ONE OF the largest demonstrations in Dutch history took place last Saturday as 300,000 people, mainly trade unionists, marched against attacks on pensions and workers’ rights.
The right wing Dutch government has introduced the biggest cuts package since 1945.
The cuts are part of a huge programme of “social reform”, aiming at a complete restructuring of the welfare state, introduction of longer working hours and ending the possibilities of early retirement.
These issues will be familiar to workers in Britain and across Europe.
Almost identical attacks led to a demonstration of 50,000 people in the German capital, Berlin, on the same day as the Amsterdam march.
These mobilisations are bringing together longstanding trade unionists with radicalised young people, immigrants and new sections of workers.
So three hours before the start people began pouring into the Museum Square, where the official programme of events took place.
At the same time 50,000 people participated in a “pre-march” calling on the government to resign.
Workers in Rotterdam harbour had struck for 24 hours, and young anti-capitalists pulled down a mock statue of the prime minister.
In the run-up to last Saturday 60,000 trade unionists participated in a massive strike in Rotterdam, uniting black and white workers in a city where the far right politician Pim Fortuyn started his career. Many thousands struck and demonstrated in other parts of the country.

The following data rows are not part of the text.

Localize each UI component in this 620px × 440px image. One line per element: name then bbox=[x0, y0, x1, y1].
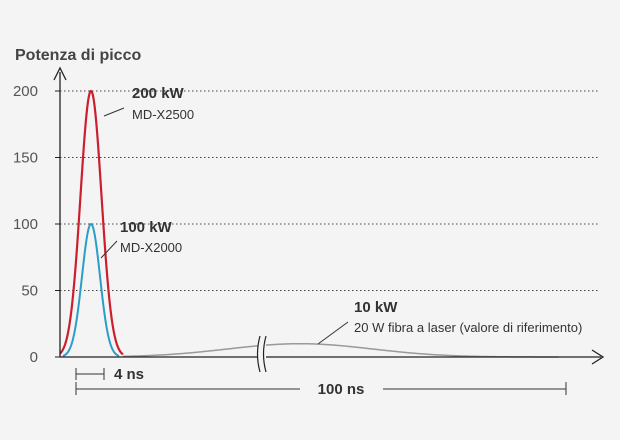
y-tick-label-150: 150 bbox=[13, 150, 38, 167]
y-axis-title: Potenza di picco bbox=[15, 47, 141, 64]
x-axis-break-gap bbox=[258, 336, 266, 372]
series-md-x2500-curve bbox=[59, 89, 124, 356]
x-axis-break bbox=[256, 335, 267, 373]
y-tick-label-200: 200 bbox=[13, 83, 38, 100]
x-axis-arrow bbox=[591, 349, 605, 365]
y-tick-label-100: 100 bbox=[13, 216, 38, 233]
y-axis-arrow bbox=[53, 66, 67, 81]
x-axis-break-right-mark bbox=[262, 335, 267, 373]
series-md-x2500-peak-label: 200 kW bbox=[132, 85, 185, 102]
duration-markers: 4 ns 100 ns bbox=[75, 366, 567, 398]
series-md-x2500-leader bbox=[103, 107, 125, 117]
series-fiber-laser-name: 20 W fibra a laser (valore di riferiment… bbox=[354, 320, 582, 335]
series-md-x2500-name: MD-X2500 bbox=[132, 107, 194, 122]
y-ticks: 0 50 100 150 200 bbox=[13, 83, 60, 366]
labels: Potenza di picco 200 kW MD-X2500 100 kW MD-X… bbox=[15, 47, 582, 345]
dim-100ns-label: 100 ns bbox=[318, 381, 365, 398]
series-md-x2000-curve bbox=[62, 222, 120, 357]
series-fiber-laser-leader bbox=[317, 321, 349, 345]
series-md-x2000-peak-label: 100 kW bbox=[120, 219, 173, 236]
dim-4ns-label: 4 ns bbox=[114, 366, 144, 383]
axes bbox=[53, 66, 605, 373]
series-fiber-laser-peak-label: 10 kW bbox=[354, 299, 398, 316]
series-fiber-laser-curve bbox=[122, 342, 559, 358]
series-md-x2000-leader bbox=[100, 240, 118, 259]
x-axis-break-left-mark bbox=[256, 335, 261, 373]
series-md-x2000-name: MD-X2000 bbox=[120, 240, 182, 255]
y-tick-label-50: 50 bbox=[21, 283, 38, 300]
y-tick-label-0: 0 bbox=[30, 349, 38, 366]
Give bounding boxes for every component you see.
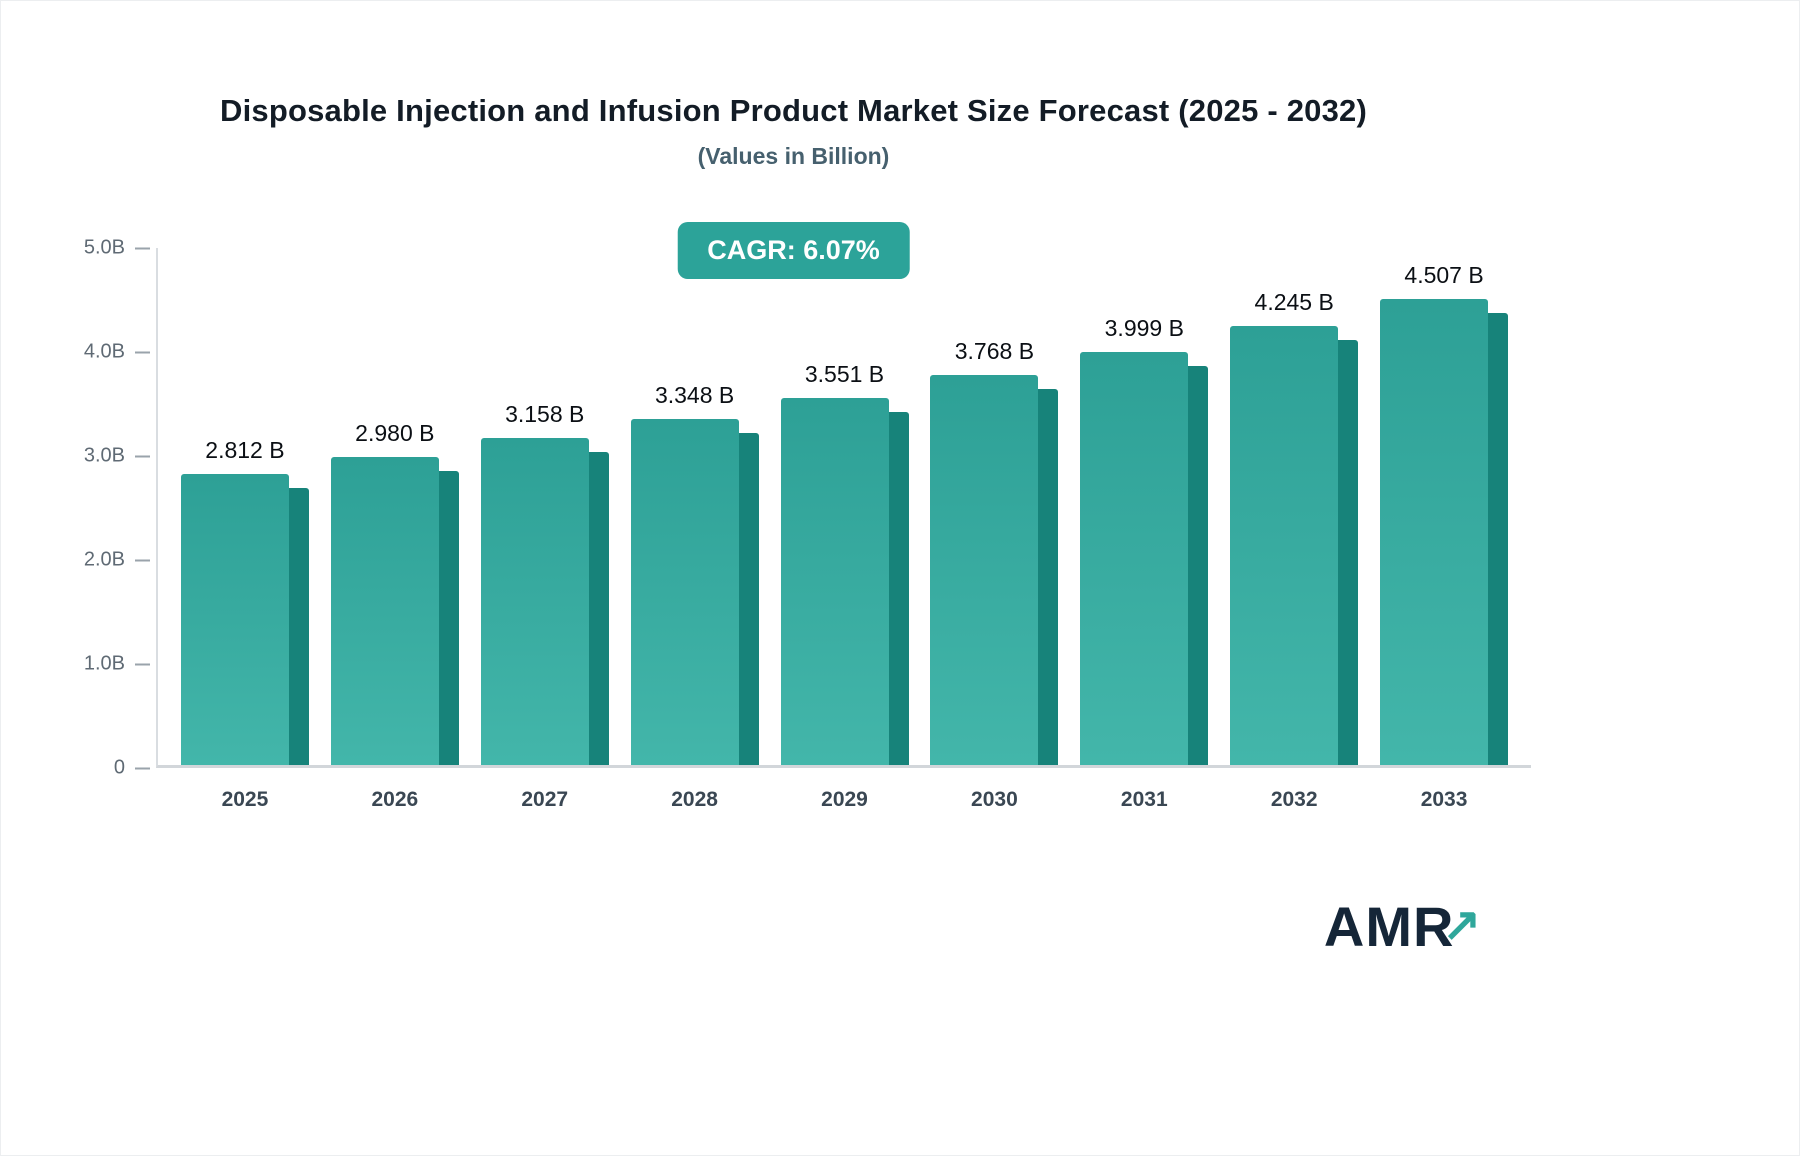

All this has led to a public debate in Holland about the “return of the trade unions”. Much of the media is commenting on how the union mobilisations are no longer characterised by old bureaucrats but reflect the vibrant diversity of Dutch society.
The unions have now announced a “hot autumn” of activity. After years of calm in terms of strikes, there is a general feeling that the left is on the offensive.
In the coming weeks unions have called a strike on public transport, and are discussing national strikes in other sectors.
The government is in trouble. It was already unpopular for following George Bush’s disastrous war policy.
According to opinion polls, if there were new elections now prime minister Balkenende’s three- party coalition would lose its majority to opposition parties to its left.
One of the demonstrators on Saturday was Klaas Zantingh of the CNV union organisation, who is the chair of Balkenende’s CDA party in the town of Emmen.
He said if the CDA does not change its policies he will resign from the party.
That’s just one indication of the political turmoil in Holland.
But a much deeper process is at work. Tory and Labour-type governments across Europe are ripping up a welfare state that has helped to provide stability for two generations.
In Holland in recent years we have seen how that can provide a breeding ground for right wing anti-immigrant forces.
In Germany the assault on welfare is coming from Gerhard Schröder’s Social Democratic and Green government, showing we need a political force to the left of social democracy to confront this assault.
Labour-type parties that are in opposition in Europe are trying to gain from the revolt against neo-liberalism. But large numbers of people remember what they were like in office.
So the discussion about a left alternative is raging.
It will be a theme at the European Social Forum in London next week.
And some of those at the heart of the movement in Holland are travelling to London to take part.